The knock came again, sharper.
He approached quietly and looked through the peephole.
A young woman stood there. Early twenties. Short black hair. Leather jacket. She looked calm, but alert—like someone who always knew where the exits were.
He opened the door halfway. "Yeah?"
"Song Jin-Woo?"
He nodded slowly.
"My name's Han Seo-Yeon. We need to talk."
Two Pieces on the Board
They sat across from each other, his table now cleared of clutter except for her small tablet and a cup of instant coffee he had hastily brewed.
"How much do you know about the returnees?" she asked.
"Enough to know I'm not alone," Jin-Woo said.
Seo-Yeon nodded. "But not enough to understand the stakes."
She tapped her tablet, and a network map bloomed across the screen. Names. Lines. Red markers. Dates.
"There's a group," she said, "a fractured alliance. Some want to reshape the world. Others want to control it. And a few… a few just want to survive quietly."
"And you?"
"I want to know the truth."
Jin-Woo's eyes narrowed. "And my part in this?"
"You're a catalyst."
Rewriting Fate
"Most returnees cling to their past," Seo-Yeon said. "They try to repeat what worked, avoid what failed. But you… you're doing something different. You're diverging. Making new choices. That's not normal."

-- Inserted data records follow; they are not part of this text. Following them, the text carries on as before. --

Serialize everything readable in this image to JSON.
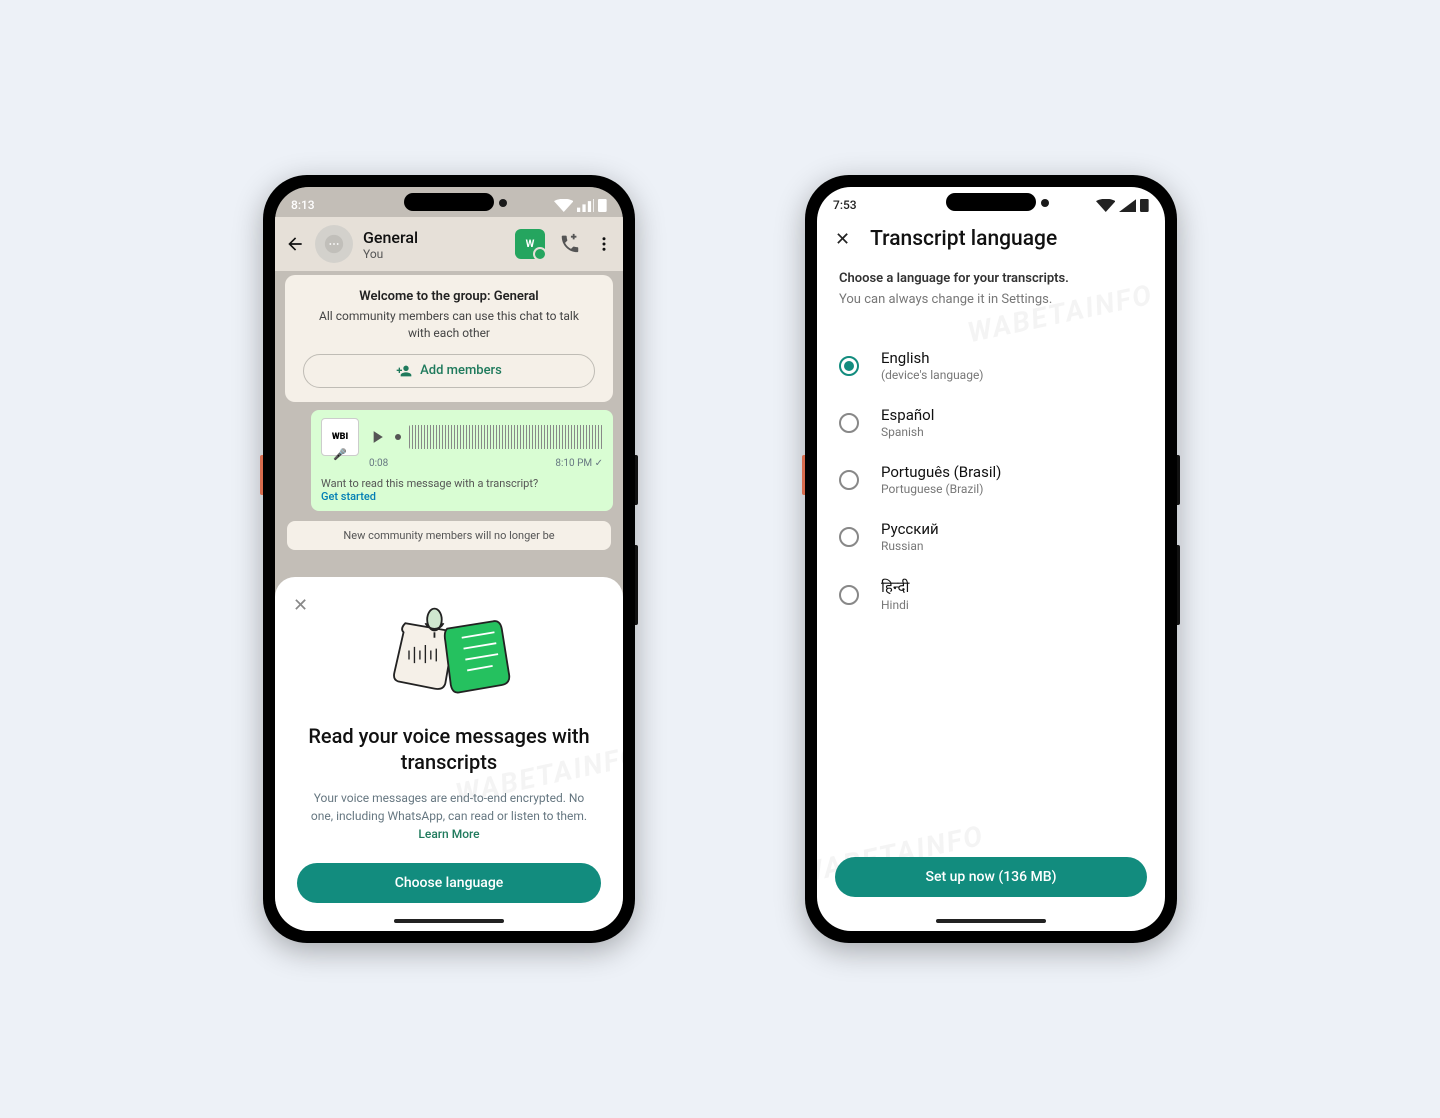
{
  "phone1": {
    "status_time": "8:13",
    "header": {
      "title": "General",
      "subtitle": "You"
    },
    "infocard": {
      "title": "Welcome to the group: General",
      "subtitle": "All community members can use this chat to talk with each other",
      "add_members_label": "Add members"
    },
    "voice_msg": {
      "avatar_text": "WBI",
      "duration": "0:08",
      "timestamp": "8:10 PM",
      "prompt": "Want to read this message with a transcript?",
      "get_started": "Get started"
    },
    "syscard": "New community members will no longer be",
    "sheet": {
      "title": "Read your voice messages with transcripts",
      "body": "Your voice messages are end-to-end encrypted. No one, including WhatsApp, can read or listen to them.",
      "learn_more": "Learn More",
      "button": "Choose language"
    }
  },
  "phone2": {
    "status_time": "7:53",
    "title": "Transcript language",
    "instruction1": "Choose a language for your transcripts.",
    "instruction2": "You can always change it in Settings.",
    "languages": [
      {
        "native": "English",
        "eng": "(device's language)",
        "selected": true
      },
      {
        "native": "Español",
        "eng": "Spanish",
        "selected": false
      },
      {
        "native": "Português (Brasil)",
        "eng": "Portuguese (Brazil)",
        "selected": false
      },
      {
        "native": "Русский",
        "eng": "Russian",
        "selected": false
      },
      {
        "native": "हिन्दी",
        "eng": "Hindi",
        "selected": false
      }
    ],
    "button": "Set up now (136 MB)"
  }
}
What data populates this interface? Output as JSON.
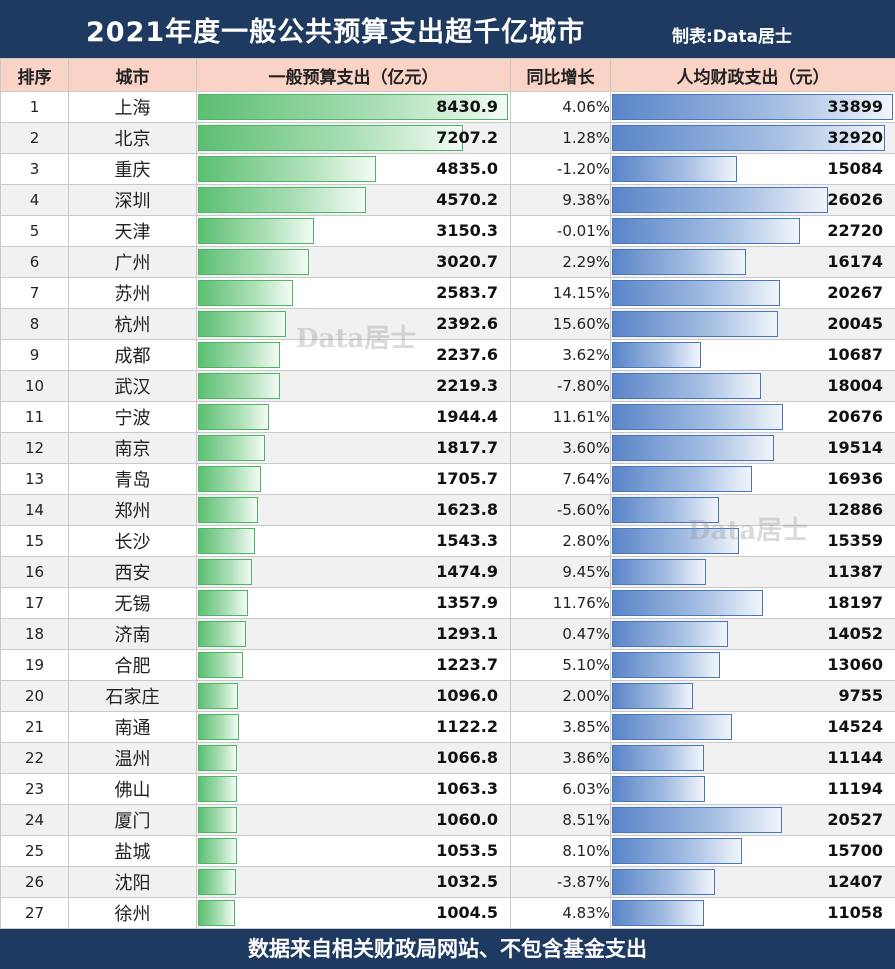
{
  "title": "2021年度一般公共预算支出超千亿城市",
  "credit": "制表:Data居士",
  "footer": "数据来自相关财政局网站、不包含基金支出",
  "watermark": "Data居士",
  "colors": {
    "header_bg": "#1f3a61",
    "header_row": "#f9d3c6",
    "green_bar": "#5cbf72",
    "blue_bar": "#5a85c8"
  },
  "chart_data": {
    "type": "table",
    "columns": [
      "排序",
      "城市",
      "一般预算支出（亿元）",
      "同比增长",
      "人均财政支出（元）"
    ],
    "rows": [
      {
        "rank": "1",
        "city": "上海",
        "spending": 8430.9,
        "yoy": "4.06%",
        "per_capita": 33899
      },
      {
        "rank": "2",
        "city": "北京",
        "spending": 7207.2,
        "yoy": "1.28%",
        "per_capita": 32920
      },
      {
        "rank": "3",
        "city": "重庆",
        "spending": 4835.0,
        "yoy": "-1.20%",
        "per_capita": 15084
      },
      {
        "rank": "4",
        "city": "深圳",
        "spending": 4570.2,
        "yoy": "9.38%",
        "per_capita": 26026
      },
      {
        "rank": "5",
        "city": "天津",
        "spending": 3150.3,
        "yoy": "-0.01%",
        "per_capita": 22720
      },
      {
        "rank": "6",
        "city": "广州",
        "spending": 3020.7,
        "yoy": "2.29%",
        "per_capita": 16174
      },
      {
        "rank": "7",
        "city": "苏州",
        "spending": 2583.7,
        "yoy": "14.15%",
        "per_capita": 20267
      },
      {
        "rank": "8",
        "city": "杭州",
        "spending": 2392.6,
        "yoy": "15.60%",
        "per_capita": 20045
      },
      {
        "rank": "9",
        "city": "成都",
        "spending": 2237.6,
        "yoy": "3.62%",
        "per_capita": 10687
      },
      {
        "rank": "10",
        "city": "武汉",
        "spending": 2219.3,
        "yoy": "-7.80%",
        "per_capita": 18004
      },
      {
        "rank": "11",
        "city": "宁波",
        "spending": 1944.4,
        "yoy": "11.61%",
        "per_capita": 20676
      },
      {
        "rank": "12",
        "city": "南京",
        "spending": 1817.7,
        "yoy": "3.60%",
        "per_capita": 19514
      },
      {
        "rank": "13",
        "city": "青岛",
        "spending": 1705.7,
        "yoy": "7.64%",
        "per_capita": 16936
      },
      {
        "rank": "14",
        "city": "郑州",
        "spending": 1623.8,
        "yoy": "-5.60%",
        "per_capita": 12886
      },
      {
        "rank": "15",
        "city": "长沙",
        "spending": 1543.3,
        "yoy": "2.80%",
        "per_capita": 15359
      },
      {
        "rank": "16",
        "city": "西安",
        "spending": 1474.9,
        "yoy": "9.45%",
        "per_capita": 11387
      },
      {
        "rank": "17",
        "city": "无锡",
        "spending": 1357.9,
        "yoy": "11.76%",
        "per_capita": 18197
      },
      {
        "rank": "18",
        "city": "济南",
        "spending": 1293.1,
        "yoy": "0.47%",
        "per_capita": 14052
      },
      {
        "rank": "19",
        "city": "合肥",
        "spending": 1223.7,
        "yoy": "5.10%",
        "per_capita": 13060
      },
      {
        "rank": "20",
        "city": "石家庄",
        "spending": 1096.0,
        "yoy": "2.00%",
        "per_capita": 9755
      },
      {
        "rank": "21",
        "city": "南通",
        "spending": 1122.2,
        "yoy": "3.85%",
        "per_capita": 14524
      },
      {
        "rank": "22",
        "city": "温州",
        "spending": 1066.8,
        "yoy": "3.86%",
        "per_capita": 11144
      },
      {
        "rank": "23",
        "city": "佛山",
        "spending": 1063.3,
        "yoy": "6.03%",
        "per_capita": 11194
      },
      {
        "rank": "24",
        "city": "厦门",
        "spending": 1060.0,
        "yoy": "8.51%",
        "per_capita": 20527
      },
      {
        "rank": "25",
        "city": "盐城",
        "spending": 1053.5,
        "yoy": "8.10%",
        "per_capita": 15700
      },
      {
        "rank": "26",
        "city": "沈阳",
        "spending": 1032.5,
        "yoy": "-3.87%",
        "per_capita": 12407
      },
      {
        "rank": "27",
        "city": "徐州",
        "spending": 1004.5,
        "yoy": "4.83%",
        "per_capita": 11058
      }
    ]
  }
}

"You've been watching me?"
"Since the day you walked into the Noryangjin Academy again. You stepped out of your old path. That put you on someone's radar."
Jin-Woo ran a hand through his hair. "Kang Min-Jae."
"Not just him. There's someone worse."
She tapped again. A name appeared on the tablet.
Yoon Mi-Ra.
"Who is she?"
"They call her the Ghost. Some say she's dead. Others say she's the one who started all of this. We don't know if she's a returnee or something else. But every major disruption in the network links back to her."
"What does she want?"
"To rewrite the future—not just hers, but everyone's."
A Dangerous Alliance
Jin-Woo sat back, the weight of it all sinking in.
"So," he said, "what now?"
Seo-Yeon looked at him, her voice quiet but certain. "We go to Noryangjin. There's a data cache buried beneath the old station. I believe it contains the original seed file—the point where all these timelines started diverging."
"Sounds like a trap."
"It probably is."
He met her eyes. "Let's go anyway."
Closing Shadows
That night, Jin-Woo stood at the window while Seo-Yeon slept lightly on the couch. The city stretched out before him, glittering and unaware.
He had died once. Lived a second time. And now he was caught in a game where everyone had returned, but no one was safe.
He looked down at the tablet. One name blinked on the screen: Lee Sang-Hyun.
He would see him again.
And when he did, only one of them would walk away changed.